Die Sicherheitsleistungen können auch durch Bürgschaft einer deutschen Großbank oder öffentlichen Sparkasse erbracht werden.

Tatbestand

Die Klägerin nimmt die Beklagten im Wege des Regresses in Anspruch.

Am 28.02.98 kam es zu einem Verkehrsunfall aufgrund alleinigen Verschuldens des Versicherungsnehmers der Klägerin. Der Unfallgegner beauftragte die Beklagten mit der Erstellung eines Sachverständigengutachtens, das diese unter dem 03.03.98 fertigten und das der Klägerin am 05.03.98 zugeleitet wurde.
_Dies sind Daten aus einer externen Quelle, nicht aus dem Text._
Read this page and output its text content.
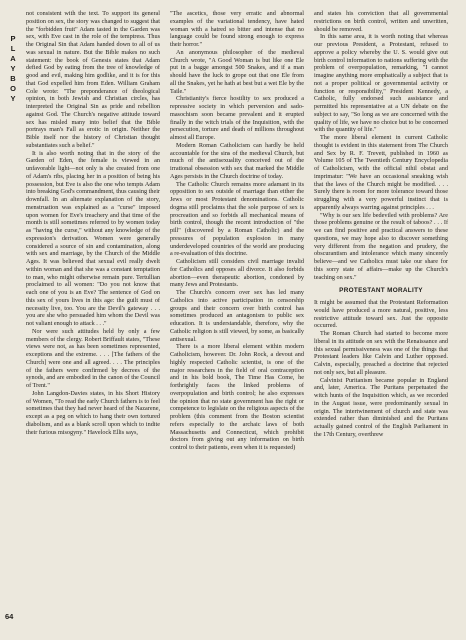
P
L
A
Y
B
O
Y

not consistent with the text. To support its general position on sex, the story was changed to suggest that the "forbidden fruit" Adam tasted in the Garden was sex, with Eve cast in the role of the temptress. Thus the Original Sin that Adam handed down to all of us was sexual in nature. But the Bible makes no such statement: the book of Genesis states that Adam defied God by eating from the tree of knowledge of good and evil, making him godlike, and it is for this that God expelled him from Eden. William Graham Cole wrote: "The preponderance of theological opinion, in both Jewish and Christian circles, has interpreted the Original Sin as pride and rebellion against God. The Church's negative attitude toward sex has misled many into belief that the Bible portrays man's Fall as erotic in origin. Neither the Bible itself nor the history of Christian thought substantiates such a belief."

It is also worth noting that in the story of the Garden of Eden, the female is viewed in an unfavorable light—not only is she created from one of Adam's ribs, placing her in a position of being his possession, but Eve is also the one who tempts Adam into breaking God's commandment, thus causing their downfall. In an alternate explanation of the story, menstruation was explained as a "curse" imposed upon women for Eve's treachery and that time of the month is still sometimes referred to by women today as "having the curse," without any knowledge of the expression's derivation. Women were generally considered a source of sin and contamination, along with sex and marriage, by the Church of the Middle Ages. It was believed that sexual evil really dwelt within woman and that she was a constant temptation to man, who might otherwise remain pure. Tertullian proclaimed to all women: "Do you not know that each one of you is an Eve? The sentence of God on this sex of yours lives in this age: the guilt must of necessity live, too. You are the Devil's gateway . . . you are she who persuaded him whom the Devil was not valiant enough to attack . . ."

Nor were such attitudes held by only a few members of the clergy. Robert Briffault states, "These views were not, as has been sometimes represented, exceptions and the extreme. . . . [The fathers of the Church] were one and all agreed. . . . The principles of the fathers were confirmed by decrees of the synods, and are embodied in the canon of the Council of Trent."

John Langdon-Davies states, in his Short History of Women, "To read the early Church fathers is to feel sometimes that they had never heard of the Nazarene, except as a peg on which to hang their own tortured diabolism, and as a blank scroll upon which to indite their furious misogyny." Havelock Ellis says,

"The ascetics, those very erratic and abnormal examples of the variational tendency, have hated woman with a hatred so bitter and intense that no language could be found strong enough to express their horror."

An anonymous philosopher of the medieval Church wrote, "A Good Woman is but like one Ele put in a bagge amongst 500 Snakes, and if a man should have the luck to grope out that one Ele from all the Snakes, yet he hath at best but a wet Ele by the Taile."

Christianity's fierce hostility to sex produced a repressive society in which perversion and sado-masochism soon became prevalent and it erupted finally in the witch trials of the Inquisition, with the persecution, torture and death of millions throughout almost all Europe.

Modern Roman Catholicism can hardly be held accountable for the sins of the medieval Church, but much of the antisexuality conceived out of the irrational obsession with sex that marked the Middle Ages persists in the Church doctrine of today.

The Catholic Church remains more adamant in its opposition to sex outside of marriage than either the Jews or most Protestant denominations. Catholic dogma still proclaims that the sole purpose of sex is procreation and so forbids all mechanical means of birth control, though the recent introduction of "the pill" (discovered by a Roman Catholic) and the pressures of population explosion in many underdeveloped countries of the world are producing a re-evaluation of this doctrine.

Catholicism still considers civil marriage invalid for Catholics and opposes all divorce. It also forbids abortion—even therapeutic abortion, condoned by many Jews and Protestants.

The Church's concern over sex has led many Catholics into active participation in censorship groups and their concern over birth control has sometimes produced an antagonism to public sex education. It is understandable, therefore, why the Catholic religion is still viewed, by some, as basically antisexual.

There is a more liberal element within modern Catholicism, however. Dr. John Rock, a devout and highly respected Catholic scientist, is one of the major researchers in the field of oral contraception and in his bold book, The Time Has Come, he forthrightly faces the linked problems of overpopulation and birth control; he also expresses the opinion that no state government has the right or competence to legislate on the religious aspects of the problem (this comment from the Boston scientist refers especially to the archaic laws of both Massachusetts and Connecticut, which prohibit doctors from giving out any information on birth control to their patients, even when it is requested)

and states his conviction that all governmental restrictions on birth control, written and unwritten, should be removed.

In this same area, it is worth noting that whereas our previous President, a Protestant, refused to approve a policy whereby the U. S. would give out birth control information to nations suffering with the problem of overpopulation, remarking, "I cannot imagine anything more emphatically a subject that is not a proper political or governmental activity or function or responsibility," President Kennedy, a Catholic, fully endorsed such assistance and permitted his representative at a UN debate on the subject to say, "So long as we are concerned with the quality of life, we have no choice but to be concerned with the quantity of life."

The more liberal element in current Catholic thought is evident in this statement from The Church and Sex by R. F. Trevett, published in 1960 as Volume 105 of The Twentieth Century Encyclopedia of Catholicism, with the official nihil obstat and imprimatur: "We have an occasional sneaking wish that the laws of the Church might be modified. . . . Surely there is room for more tolerance toward those struggling with a very powerful instinct that is apparently always warring against principles . . .

"Why is our sex life bedeviled with problems? Are those problems genuine or the result of taboos? . . . If we can find positive and practical answers to these questions, we may hope also to discover something very different from the negation and prudery, the obscurantism and intolerance which many sincerely believe—and we Catholics must take our share for this sorry state of affairs—make up the Church's teaching on sex."

PROTESTANT MORALITY

It might be assumed that the Protestant Reformation would have produced a more natural, positive, less restrictive attitude toward sex. Just the opposite occurred.

The Roman Church had started to become more liberal in its attitude on sex with the Renaissance and this sexual permissiveness was one of the things that Protestant leaders like Calvin and Luther opposed. Calvin, especially, preached a doctrine that rejected not only sex, but all pleasure.

Calvinist Puritanism became popular in England and, later, America. The Puritans perpetuated the witch hunts of the Inquisition which, as we recorded in the August issue, were predominantly sexual in origin. The intertwinement of church and state was extended rather than diminished and the Puritans actually gained control of the English Parliament in the 17th Century, overthrew

64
Am 06.03.98 wurde das Gutachten vom klägerischen Mitarbeiter überprüft. Der verunfallte Wagen des Geschädigten wurde am 06.03.98 entsprechend dem von den Beklagten ermittelten Restwert zu einem Kaufpreis von 2.000,00 DM weiterveräußert und der Klägerin hiervon vor dem 09.03.98 Mittteilung gemacht. Am 09.03.98 forderte die Klägerin den Veräußerungsbeleg an und verwies auf ein nach Veräußerung des verunfallten Fahrzeugs übersandtes Restwertangebot. Die Klägerin holte 2 weitere Restwertangebote ein. Die von ihr eingeschalteten Händler boten mit Schreiben vom 06.07.98 4.000,00 bzw. 5.000,00 DM bei einem eventuellen Ankauf an, ohne dass diese das Fahrzeug zuvor besichtigt hatten.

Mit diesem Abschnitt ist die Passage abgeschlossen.